Hi! I read this entry and then sent it to the other directors at Breast Cancer Action. I just joined so I don't have the experience they do. Here are some of the answers I have got so far:
"I know someone who did a project a few years ago taking them to developing countries. I'll try and find out if she knows of any organization which does this on a regular basis. I don't have any of the silicone ones (I knit my own) so I've never had to worry about this issue. I can see it as a problem in countries where they couldn't possibly buy them themselves."
"Peg took my prosthesis to Mongolia when she went on a teaching project and gave it to a woman there. It wasn't part of an organization who does this. Peg just knew somebody who knew somebody. I have a friend in Chelsea who is in need of a prothesis. She doesn't have an insurance plan (the government pays a portion) and the one she is wearing is taped together and in a terrible state. I'll be in touch once I've contacted my friend. Sizing might be an issue but I'll let you know."

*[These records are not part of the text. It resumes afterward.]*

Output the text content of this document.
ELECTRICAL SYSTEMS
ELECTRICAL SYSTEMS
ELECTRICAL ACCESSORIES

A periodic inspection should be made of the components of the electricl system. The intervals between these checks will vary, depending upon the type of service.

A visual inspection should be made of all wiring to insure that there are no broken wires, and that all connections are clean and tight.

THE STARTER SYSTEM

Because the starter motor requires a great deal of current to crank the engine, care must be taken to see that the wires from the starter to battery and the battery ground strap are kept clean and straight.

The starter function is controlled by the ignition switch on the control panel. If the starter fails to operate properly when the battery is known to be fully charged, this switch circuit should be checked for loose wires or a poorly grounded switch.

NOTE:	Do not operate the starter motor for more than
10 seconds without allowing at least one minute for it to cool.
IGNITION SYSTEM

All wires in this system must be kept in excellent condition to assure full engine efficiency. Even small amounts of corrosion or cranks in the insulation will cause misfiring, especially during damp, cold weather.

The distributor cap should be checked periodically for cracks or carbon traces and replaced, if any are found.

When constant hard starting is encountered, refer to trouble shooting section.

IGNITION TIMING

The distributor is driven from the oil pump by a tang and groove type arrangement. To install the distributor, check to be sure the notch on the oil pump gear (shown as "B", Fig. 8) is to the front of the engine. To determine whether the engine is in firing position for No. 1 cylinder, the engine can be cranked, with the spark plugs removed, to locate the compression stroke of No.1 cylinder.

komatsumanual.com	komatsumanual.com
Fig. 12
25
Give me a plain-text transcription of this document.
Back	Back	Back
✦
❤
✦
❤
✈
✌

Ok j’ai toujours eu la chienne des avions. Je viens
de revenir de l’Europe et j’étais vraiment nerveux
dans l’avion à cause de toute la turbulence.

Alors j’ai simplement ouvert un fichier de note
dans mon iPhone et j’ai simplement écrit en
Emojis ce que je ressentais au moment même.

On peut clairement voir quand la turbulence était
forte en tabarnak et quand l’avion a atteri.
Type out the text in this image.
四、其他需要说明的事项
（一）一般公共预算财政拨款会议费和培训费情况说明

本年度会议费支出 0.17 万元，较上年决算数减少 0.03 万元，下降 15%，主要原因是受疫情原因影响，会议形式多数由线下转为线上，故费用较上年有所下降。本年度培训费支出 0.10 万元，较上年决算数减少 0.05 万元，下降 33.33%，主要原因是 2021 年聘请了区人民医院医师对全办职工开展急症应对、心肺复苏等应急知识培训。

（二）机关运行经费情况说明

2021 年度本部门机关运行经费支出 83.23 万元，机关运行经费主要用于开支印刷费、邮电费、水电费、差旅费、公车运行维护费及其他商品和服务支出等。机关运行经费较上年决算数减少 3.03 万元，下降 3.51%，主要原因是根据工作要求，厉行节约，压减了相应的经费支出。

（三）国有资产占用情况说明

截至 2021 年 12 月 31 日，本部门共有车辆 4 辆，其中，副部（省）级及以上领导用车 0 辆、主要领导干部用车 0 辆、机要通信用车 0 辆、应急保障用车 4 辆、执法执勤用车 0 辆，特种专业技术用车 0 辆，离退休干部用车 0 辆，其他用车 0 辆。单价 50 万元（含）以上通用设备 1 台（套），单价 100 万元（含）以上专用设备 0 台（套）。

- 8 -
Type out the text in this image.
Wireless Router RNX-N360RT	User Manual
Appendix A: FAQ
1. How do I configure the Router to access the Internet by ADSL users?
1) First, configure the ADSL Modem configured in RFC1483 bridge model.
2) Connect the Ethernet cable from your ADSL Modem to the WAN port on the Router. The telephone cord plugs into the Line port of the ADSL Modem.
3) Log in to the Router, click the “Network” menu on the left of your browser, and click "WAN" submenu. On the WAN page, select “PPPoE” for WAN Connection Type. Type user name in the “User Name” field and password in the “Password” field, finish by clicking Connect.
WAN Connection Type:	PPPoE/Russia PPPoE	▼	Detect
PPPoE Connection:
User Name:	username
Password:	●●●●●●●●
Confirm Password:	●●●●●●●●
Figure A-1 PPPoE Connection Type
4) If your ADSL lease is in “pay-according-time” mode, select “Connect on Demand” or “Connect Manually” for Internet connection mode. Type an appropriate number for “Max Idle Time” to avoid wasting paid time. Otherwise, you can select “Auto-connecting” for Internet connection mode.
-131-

It looks like there no coordinated program for this sort of thing, unlike the used wigs they have. Maybe that's something we can work on!
Oregon may soon join the ranks of the 38 or so other states that have something called "drug repositories" that have the same concept in mind: what do you do with something that is still perfectly good (i.e., expensive prescription drugs) and that you don't want to throw away.
Maybe you can create an online "prosthesis repository" in which a group of committed individuals can pair up useful but unwanted prostheses with someone who has no insurance or is low income? Hmmmm ...
I posted about it on my blog to help you spread the word . . .
Thanks to you all! The prosthesis may have found a new home via online connections. I will keep you posted.
I also heard back from the social worker at the Civic and she says:
"the local chapter of our Canadian Cancer Society will accept breast prostheses much like they do with donated wigs.
Bring or mail prosthesis to main reception of :
Canadian Cancer Society
1745 Woodward Drive
Special invitation to all breast cancer bloggers. This month the Being Cancer Book Club is reading “The Adventures of Cancer Bitch” by S. L. Wisenberg, “witty and relentless, surprising and honest. Wisenberg has walked through the Valley of Cancer and she is willing to tell all; this is a cornucopia of breast cancer information as well as a very smart, funny read from an excellent writer."—Audrey Niffenegger, author, The Time Traveler’s Wife.
Book discussions are in Mondays’ posts. Take care, Dennis
Wow! Thanks Julia! When I write the update post, I will blog about the cancer society, too.